Blood Rage (1987) Arrow Blu-Ray Review
It’s 1974 and young twins Todd and Terry are at the drive in with their mother and her male companion. While mom is preoccupied with some necking, the twins sneak away. They come upon a couple going at it in the back seat of their car, when without warning Terry hacks the man to death with a hatched. Terry then gives his brother the murder weapon and accuses him of the murder. As a result, Todd is institutionalized while his murderous brother goes free. Ten years have passed and on one fateful Thanksgiving Todd escapes the institution and the murdering starts up once again.

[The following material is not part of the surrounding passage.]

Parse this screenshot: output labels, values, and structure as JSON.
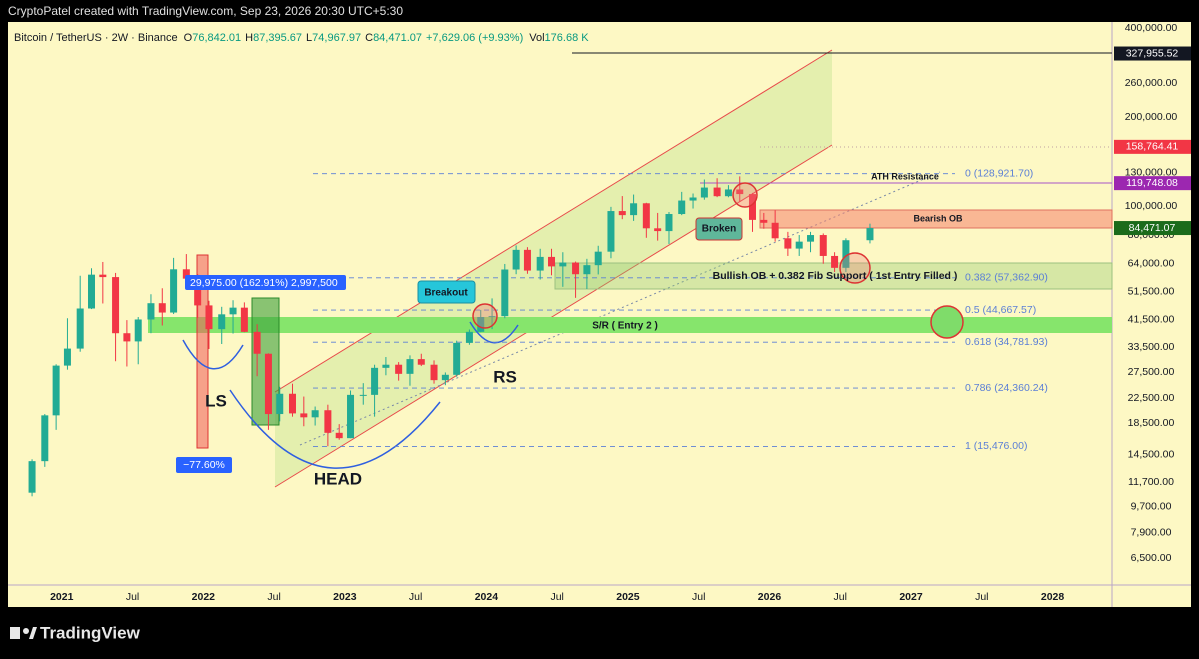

This slasher is one of the few that has escaped me in my many years of horror movie watching and boy it was a treat that Arrow Video introduced me to it. Directed by John Grissmer (Scalpel 1977) and Penned by Bruce Rubin (Zapped! 1982), this movie has everything you could ask for in an 80’s slasher. With an awesome synth soundtrack, ample nudity (first boob is 4:10 in), Ted Rami hustling condoms and tons of bright red blood and ridiculous kills, this movie hits all the bases. The star of this flick is Mark Soper (Graveyard Shift II 1988), who plays both Terry and Todd. As Terry he is a cocky asshole who loves to hack and slash. As Todd he is a timid misunderstood dweeb. Most of the kills are done with a machete, the best being a woman who gets cut in half at the waist and while she’s laying on the ground in two pieces, she lets out a long scream before finally dying.
As for Arrow’s release of the movie, they continue the excellence that they are known for. The limited edition 3-disc set is beautifully packaged with a slick slip cover and new cover art, and as usual the original artwork is on the reverse side. There is also a great collector’s booklet that is written by Joseph A. Ziemba. The first disc includes the 2K restoration of the “hard” home video version. There is also a commentary with the director, lots of interviews and a featurette that revisits some of the original shooting locations. My favorite of these featurette’s is Man Behind the Mayhem, which is an interview with the make-up effect artist, Ed French. I’m a sucker for hearing gore effect artist talk about their work and this doesn’t disappoint. There is also alternate opening titles and a still gallery.
The second disc is the same as the first except on DVD. The third disc which is limited edition exclusive has the 1987 re-edited version of the film that was done for theatrical release under the alternate title, Nightmare at Shadow Woods. It also has a composite cut which combines the two versions of the film and some outtakes.
I highly recommend picking up this movie. I’ve already watched the two different versions of the film and I’m positive I’ll be watching it many more times. Definitely get the limited edition while you still can so you can see the re-edit.